David Rockefeller at the Museum of Modern Art's 41st Annual Party in the Garden in 2009. Courtesy of David X. Prutting, © Patrick McMullan.

David Rockefeller at the Museum of Modern Art’s 41st Annual Party in the Garden in 2009. Courtesy of David X. Prutting, © Patrick McMullan.

The last-surviving grandson of Standard Oil giant John D. Rockefeller, David Rockefeller was known for his philanthropy, and the proceeds of the sale’s approximately 2,000 items will benefit a dozen institutions, including New York’s Museum of Modern Art. Arrangements were made before Rockefeller’s death for Christie’s to handle the estate. The Rockefellers had worked for many years with Marc Porter, who recently returned to the house following a short stint at Sotheby’s.

The sale is especially noteworthy because Rockefeller rarely brought his holdings to auction during his lifetime. The one major exception, Mark Rothko’s White Center (Yellow, Pink, and Lavender on Rose), 1950, fetched $72.84 million at Sotheby’s New York in 2007. He had bought it for just $10,000.
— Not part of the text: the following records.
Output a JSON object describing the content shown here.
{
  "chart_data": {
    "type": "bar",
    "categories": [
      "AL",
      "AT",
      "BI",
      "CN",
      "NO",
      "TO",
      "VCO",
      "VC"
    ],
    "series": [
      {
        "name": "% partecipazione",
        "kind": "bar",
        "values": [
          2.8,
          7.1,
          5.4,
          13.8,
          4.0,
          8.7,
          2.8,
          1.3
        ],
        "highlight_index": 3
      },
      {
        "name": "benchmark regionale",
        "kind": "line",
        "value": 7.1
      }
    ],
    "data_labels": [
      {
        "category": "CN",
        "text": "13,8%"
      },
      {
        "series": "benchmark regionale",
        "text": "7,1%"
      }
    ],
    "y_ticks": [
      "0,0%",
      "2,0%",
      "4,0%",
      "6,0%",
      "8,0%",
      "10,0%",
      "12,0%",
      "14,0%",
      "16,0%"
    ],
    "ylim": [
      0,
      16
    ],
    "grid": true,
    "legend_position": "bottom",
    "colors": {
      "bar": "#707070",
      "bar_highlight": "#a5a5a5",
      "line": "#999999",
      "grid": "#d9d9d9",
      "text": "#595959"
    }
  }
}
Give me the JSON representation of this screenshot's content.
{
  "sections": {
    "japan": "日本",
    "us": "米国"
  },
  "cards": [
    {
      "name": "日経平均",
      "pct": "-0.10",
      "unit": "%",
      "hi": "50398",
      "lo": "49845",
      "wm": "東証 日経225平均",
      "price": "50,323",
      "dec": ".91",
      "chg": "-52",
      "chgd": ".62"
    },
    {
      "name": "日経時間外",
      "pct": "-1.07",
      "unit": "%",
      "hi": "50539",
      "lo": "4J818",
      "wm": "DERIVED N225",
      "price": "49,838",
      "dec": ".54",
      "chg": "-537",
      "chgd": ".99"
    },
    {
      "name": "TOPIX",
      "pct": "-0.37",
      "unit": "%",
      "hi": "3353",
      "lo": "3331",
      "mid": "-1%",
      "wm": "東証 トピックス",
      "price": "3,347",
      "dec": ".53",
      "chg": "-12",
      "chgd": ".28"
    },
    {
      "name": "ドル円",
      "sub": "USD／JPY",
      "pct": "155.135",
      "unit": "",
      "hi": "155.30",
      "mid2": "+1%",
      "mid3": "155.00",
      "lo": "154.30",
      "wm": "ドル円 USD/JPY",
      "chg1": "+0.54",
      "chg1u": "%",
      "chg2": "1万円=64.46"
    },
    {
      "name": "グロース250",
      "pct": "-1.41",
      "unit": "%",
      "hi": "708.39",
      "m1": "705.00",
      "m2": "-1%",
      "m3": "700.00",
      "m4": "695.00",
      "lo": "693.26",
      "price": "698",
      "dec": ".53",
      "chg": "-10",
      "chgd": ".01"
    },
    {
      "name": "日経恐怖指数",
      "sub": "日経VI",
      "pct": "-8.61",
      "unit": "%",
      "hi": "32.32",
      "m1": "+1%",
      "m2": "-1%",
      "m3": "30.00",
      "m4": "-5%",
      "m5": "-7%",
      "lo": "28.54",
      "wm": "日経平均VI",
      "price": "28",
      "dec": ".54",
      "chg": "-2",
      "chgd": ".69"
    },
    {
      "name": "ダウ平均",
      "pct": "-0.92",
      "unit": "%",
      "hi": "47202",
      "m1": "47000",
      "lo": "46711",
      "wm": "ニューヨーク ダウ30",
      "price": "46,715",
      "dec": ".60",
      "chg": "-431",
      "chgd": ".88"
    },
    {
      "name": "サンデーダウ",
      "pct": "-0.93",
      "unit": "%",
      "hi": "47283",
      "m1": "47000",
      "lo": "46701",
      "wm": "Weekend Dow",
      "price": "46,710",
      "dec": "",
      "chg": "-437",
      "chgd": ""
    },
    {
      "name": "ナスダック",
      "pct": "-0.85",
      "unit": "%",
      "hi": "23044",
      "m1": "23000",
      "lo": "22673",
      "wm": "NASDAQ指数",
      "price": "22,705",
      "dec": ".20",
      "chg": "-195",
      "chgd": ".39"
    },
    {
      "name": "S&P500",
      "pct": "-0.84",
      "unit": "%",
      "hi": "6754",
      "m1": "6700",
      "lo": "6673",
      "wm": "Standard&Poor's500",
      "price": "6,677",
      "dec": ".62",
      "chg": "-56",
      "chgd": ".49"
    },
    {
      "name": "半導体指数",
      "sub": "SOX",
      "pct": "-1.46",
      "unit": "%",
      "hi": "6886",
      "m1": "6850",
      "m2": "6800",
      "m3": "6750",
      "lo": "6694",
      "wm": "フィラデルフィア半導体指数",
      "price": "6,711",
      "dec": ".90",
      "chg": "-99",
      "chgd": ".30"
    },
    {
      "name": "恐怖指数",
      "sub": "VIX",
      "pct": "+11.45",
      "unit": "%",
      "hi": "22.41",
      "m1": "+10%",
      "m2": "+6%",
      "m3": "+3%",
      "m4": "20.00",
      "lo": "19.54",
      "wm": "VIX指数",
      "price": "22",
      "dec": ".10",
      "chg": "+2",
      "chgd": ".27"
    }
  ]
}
A major donor to MoMA, Rockefeller and his collection was the subject of the museum’s 1994 exhibition “Masterpieces from the David and Peggy Rockefeller Collection: Manet to Picasso,” featuring 21 canvases gifted or promised to the institution. He gave MoMA a then-record $100 million donation in 2005, and was a fixture at their annual Party in the Garden, attending at the age of 100 in 2016.

Rockefeller founded the 30,000-object JPMorgan Chase Art Collection in 1959, and donated his parent’s collection to New York’s Asia Society. Among his wide-ranging personal holdings, estimated at 15,000 pieces, were Impressionist, Post-Impressionist and Modern art, American paintings, English and European furniture, Asian art, European ceramics, silver, and American decorative arts and furniture.

The Rockefeller Emerald, an emerald and diamond ring, by Raymond C. Yard. Courtesy of Christie's New York.

The Rockefeller Emerald, an emerald and diamond ring, by Raymond C. Yard. Courtesy of Christie’s New York.

Highlights from the collection, once valued at $500 million, according to NBC, will tour Asia, Europe, and the US ahead of the Christie’s sale. The auction house has yet to reveal any of the works involved.

Coincidentally, a massive 18.04-carat emerald ring once owned by Rockefeller is also hitting the auction block on June 20, when it is slated to be among the highlights of the “Magnificent Jewels” sale at Christie’s New York. Set in a platinum and diamond setting by jeweler Raymond Carter Yard at Rockefeller’s request, the Rockefeller Emerald carries an estimate of $4–6 million.